George Whitefield, the English itinerant preacher who helped spark the Great Awakening, was an essential supporter of Eleazar Wheelock’s project. Whitefield studied at Pembroke College, Oxford, where he met the pioneers of Methodism, John and Charles Wesley. He was ordained in 1736, and he made the first of his seven trips to America two years later. While abroad in 1740, Whitefield founded an orphanage in Georgia, and went on a preaching tour during which he met Wheelock and spread ideals that prompted the Great Awakening. Although Whitefield was ordained in the Church of England, his enthusiastic preaching style and charismatic personality made him a controversial figure, and traditional clergyman on both sides of the Atlantic censured him. Nonetheless, he continued to be an important contact and friend of Wheelock’s, and his dedication to Wheelock’s vision was evident. He contributed money to the cause, secured various other funders, and donated an eighty-pound prayer bell to the school. More importantly, Whitefield not only suggested to Wheelock the idea of a fundraising tour in Great Britain, he hosted Occom and Whitaker shortly after they arrived in England, provided a house for them to reside in for the remainder of their tour, and introduced the pair to influential figures such as William Legge, the Earl of Dartmouth. Whitefield tabernacle’s was the setting of Occom’s first sermon in England on February 16, 1766, and many believe that Whitefield wrote the introduction to a pamphlet printed in London during the campaign (although he was not credited). Whitefield continued to be involved in Wheelock’s work until he died in Newburyport, MA in September of 1770.
Solomon Williams was a Congregationalist pastor in Lebanon, CT from 1722 until his death in 1776. As pastor at Lebanon, Williams rose to prominence as a theologian and engaged in extensive correspondence and debate with some of the most eminent minds of the day. He was one of the rare truly moderate New Lights during the Great Awakening: he managed to maintain the respect of both Charles Chauncy, the rabid anti-revivalist, and George Whitefield, the famous evangelical. Williams also established a library in Lebanon and a very well-known grammar school, which became something of a feeder for Yale. Williams supported Eleazar Wheelock and Moor’s Indian Charity School through much of the 1750s and 1760s. He was something of a mentor to Samson Occom, and he became president of Wheelock’s Connecticut Board of the Society in Scotland for Propagating Christian Knowledge (SSPCK).

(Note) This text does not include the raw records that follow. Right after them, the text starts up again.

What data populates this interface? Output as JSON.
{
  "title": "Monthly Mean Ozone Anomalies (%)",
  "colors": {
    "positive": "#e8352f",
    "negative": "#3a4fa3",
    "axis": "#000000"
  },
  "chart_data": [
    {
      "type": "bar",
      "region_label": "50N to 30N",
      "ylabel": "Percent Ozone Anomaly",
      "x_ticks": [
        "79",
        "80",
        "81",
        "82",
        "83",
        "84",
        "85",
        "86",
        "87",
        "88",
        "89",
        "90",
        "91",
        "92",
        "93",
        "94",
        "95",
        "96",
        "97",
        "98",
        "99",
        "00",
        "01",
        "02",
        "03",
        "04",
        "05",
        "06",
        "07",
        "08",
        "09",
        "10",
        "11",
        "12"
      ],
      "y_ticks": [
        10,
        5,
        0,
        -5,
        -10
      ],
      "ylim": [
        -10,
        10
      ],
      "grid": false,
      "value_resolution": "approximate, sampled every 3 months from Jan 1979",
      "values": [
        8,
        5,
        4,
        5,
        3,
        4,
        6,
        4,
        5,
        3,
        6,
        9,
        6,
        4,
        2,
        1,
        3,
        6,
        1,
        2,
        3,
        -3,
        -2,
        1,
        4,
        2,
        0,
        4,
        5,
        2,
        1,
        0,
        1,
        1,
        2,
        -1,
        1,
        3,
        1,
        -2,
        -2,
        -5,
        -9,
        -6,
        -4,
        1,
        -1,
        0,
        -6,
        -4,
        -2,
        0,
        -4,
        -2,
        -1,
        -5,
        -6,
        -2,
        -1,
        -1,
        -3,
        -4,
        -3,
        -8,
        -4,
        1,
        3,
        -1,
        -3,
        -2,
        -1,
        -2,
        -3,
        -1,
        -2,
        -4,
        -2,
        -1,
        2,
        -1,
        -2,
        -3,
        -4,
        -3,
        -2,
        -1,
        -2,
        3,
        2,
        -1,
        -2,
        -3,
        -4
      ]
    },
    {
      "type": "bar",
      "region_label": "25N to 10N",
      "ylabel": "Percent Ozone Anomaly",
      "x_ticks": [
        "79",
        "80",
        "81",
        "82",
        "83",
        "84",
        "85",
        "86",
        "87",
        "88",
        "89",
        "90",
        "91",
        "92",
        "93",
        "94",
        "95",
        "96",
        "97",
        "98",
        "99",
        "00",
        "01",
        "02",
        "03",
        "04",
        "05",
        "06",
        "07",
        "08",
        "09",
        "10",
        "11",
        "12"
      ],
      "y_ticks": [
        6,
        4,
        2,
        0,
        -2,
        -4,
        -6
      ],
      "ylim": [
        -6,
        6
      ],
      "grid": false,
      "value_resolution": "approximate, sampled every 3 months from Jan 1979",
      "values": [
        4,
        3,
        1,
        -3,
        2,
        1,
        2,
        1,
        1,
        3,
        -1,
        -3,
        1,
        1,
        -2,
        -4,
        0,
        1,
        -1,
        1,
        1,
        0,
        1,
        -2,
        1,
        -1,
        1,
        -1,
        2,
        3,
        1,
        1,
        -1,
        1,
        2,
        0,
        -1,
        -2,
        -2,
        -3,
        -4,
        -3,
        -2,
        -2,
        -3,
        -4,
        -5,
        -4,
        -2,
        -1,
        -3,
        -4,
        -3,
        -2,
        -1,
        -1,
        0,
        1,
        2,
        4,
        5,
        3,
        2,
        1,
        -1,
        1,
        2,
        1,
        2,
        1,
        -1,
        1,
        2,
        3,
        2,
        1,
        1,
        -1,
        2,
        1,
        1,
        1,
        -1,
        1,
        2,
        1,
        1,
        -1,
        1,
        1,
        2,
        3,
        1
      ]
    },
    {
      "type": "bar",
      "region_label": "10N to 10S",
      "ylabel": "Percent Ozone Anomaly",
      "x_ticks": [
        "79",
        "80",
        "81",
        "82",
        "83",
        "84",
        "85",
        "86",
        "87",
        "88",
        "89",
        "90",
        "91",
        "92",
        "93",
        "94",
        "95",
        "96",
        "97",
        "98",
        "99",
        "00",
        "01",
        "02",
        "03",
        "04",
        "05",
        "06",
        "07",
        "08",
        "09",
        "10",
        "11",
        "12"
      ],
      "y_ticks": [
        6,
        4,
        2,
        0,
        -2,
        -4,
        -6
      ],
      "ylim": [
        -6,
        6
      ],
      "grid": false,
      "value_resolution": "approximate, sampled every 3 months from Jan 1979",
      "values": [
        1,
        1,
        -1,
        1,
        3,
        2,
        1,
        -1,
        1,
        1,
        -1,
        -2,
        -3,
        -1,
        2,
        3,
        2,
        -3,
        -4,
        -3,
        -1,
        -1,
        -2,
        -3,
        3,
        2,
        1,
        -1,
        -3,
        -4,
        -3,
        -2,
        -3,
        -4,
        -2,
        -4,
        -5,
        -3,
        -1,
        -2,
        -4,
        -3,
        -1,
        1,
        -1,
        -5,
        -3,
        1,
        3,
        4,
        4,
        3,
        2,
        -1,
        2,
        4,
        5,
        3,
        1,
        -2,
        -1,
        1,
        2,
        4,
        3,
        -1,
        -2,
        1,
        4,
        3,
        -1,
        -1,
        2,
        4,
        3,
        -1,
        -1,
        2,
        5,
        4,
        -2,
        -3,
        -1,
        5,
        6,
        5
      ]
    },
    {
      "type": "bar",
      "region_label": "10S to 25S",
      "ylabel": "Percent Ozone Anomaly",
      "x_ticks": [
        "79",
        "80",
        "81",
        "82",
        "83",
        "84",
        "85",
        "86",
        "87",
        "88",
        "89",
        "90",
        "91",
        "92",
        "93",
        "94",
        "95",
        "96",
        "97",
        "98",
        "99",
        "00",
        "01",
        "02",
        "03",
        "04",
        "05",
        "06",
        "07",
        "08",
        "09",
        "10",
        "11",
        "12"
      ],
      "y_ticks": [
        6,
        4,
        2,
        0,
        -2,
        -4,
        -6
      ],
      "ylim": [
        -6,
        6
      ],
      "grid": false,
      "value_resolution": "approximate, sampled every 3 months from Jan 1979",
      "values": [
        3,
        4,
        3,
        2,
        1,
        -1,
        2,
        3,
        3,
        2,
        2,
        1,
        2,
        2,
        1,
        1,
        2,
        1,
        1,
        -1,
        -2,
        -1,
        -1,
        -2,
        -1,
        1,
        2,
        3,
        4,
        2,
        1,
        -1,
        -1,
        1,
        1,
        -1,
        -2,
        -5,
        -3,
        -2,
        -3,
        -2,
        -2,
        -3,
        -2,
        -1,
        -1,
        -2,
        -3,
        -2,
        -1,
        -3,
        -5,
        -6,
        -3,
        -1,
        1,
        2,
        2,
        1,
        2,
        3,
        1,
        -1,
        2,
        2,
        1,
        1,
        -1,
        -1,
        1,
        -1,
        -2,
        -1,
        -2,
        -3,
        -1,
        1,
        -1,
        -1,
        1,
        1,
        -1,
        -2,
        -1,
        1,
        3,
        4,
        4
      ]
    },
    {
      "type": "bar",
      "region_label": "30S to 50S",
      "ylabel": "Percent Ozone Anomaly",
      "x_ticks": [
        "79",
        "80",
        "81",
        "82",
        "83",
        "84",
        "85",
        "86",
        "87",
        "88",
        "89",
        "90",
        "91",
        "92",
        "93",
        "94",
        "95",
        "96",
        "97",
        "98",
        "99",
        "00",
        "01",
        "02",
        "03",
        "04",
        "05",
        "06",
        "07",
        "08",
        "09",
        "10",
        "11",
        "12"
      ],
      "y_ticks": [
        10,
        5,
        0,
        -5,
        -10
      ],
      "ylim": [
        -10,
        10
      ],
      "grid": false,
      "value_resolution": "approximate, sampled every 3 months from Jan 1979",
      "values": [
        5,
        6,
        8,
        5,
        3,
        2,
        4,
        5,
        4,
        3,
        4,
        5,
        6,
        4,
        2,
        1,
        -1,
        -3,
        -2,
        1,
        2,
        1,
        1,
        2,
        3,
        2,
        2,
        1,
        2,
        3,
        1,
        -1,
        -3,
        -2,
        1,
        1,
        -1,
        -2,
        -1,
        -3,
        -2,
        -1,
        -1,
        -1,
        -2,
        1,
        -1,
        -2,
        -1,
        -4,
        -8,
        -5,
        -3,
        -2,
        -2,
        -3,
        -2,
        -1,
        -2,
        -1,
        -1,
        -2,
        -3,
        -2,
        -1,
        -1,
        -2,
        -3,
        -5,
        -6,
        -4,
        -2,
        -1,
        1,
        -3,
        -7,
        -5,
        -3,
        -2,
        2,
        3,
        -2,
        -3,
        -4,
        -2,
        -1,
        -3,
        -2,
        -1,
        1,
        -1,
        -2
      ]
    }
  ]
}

It is unclear why Williams is not named as a trustee of Moor’s in Wheelock’s 1768 will; perhaps Wheelock feared that Williams would not outlive him. Williams continued to run the Connecticut Board even after Wheelock relocated to New Hampshire in 1770. Despite the SSPCK’s disappointment in Wheelock, Williams and Wheelock seem to have remained on cordial terms. Their correspondence ceased in 1772, after Wheelock tried (and failed) to open a New Hampshire Board to replace the one in Connecticut (with, it might be added, the Connecticut Board’s blessing).
Titus Smith was a Yale graduate whom Wheelock trained and ordained as a missionary and sent to the Six Nations with the 1765 mission. Together with Theophilus Chamberlain, a Yale student with whom he was examined and ordained, Smith led the band of newly-examined schoolteachers and ushers into the Six Nations to set up day schools. After Ebenezer Moseley replaced him, Smith retired from the missionary life and became an itinerant preacher in Connecticut until 1768, when he converted to Sandemanianism and was re-ordained. Because of his religion (Sandemanians opposed violence), as well as his Tory politics, Smith found himself in danger when the Revolution broke out. His family fled to Long Island, and from there to Halifax, Nova Scotia, where Smith lived out his remaining years.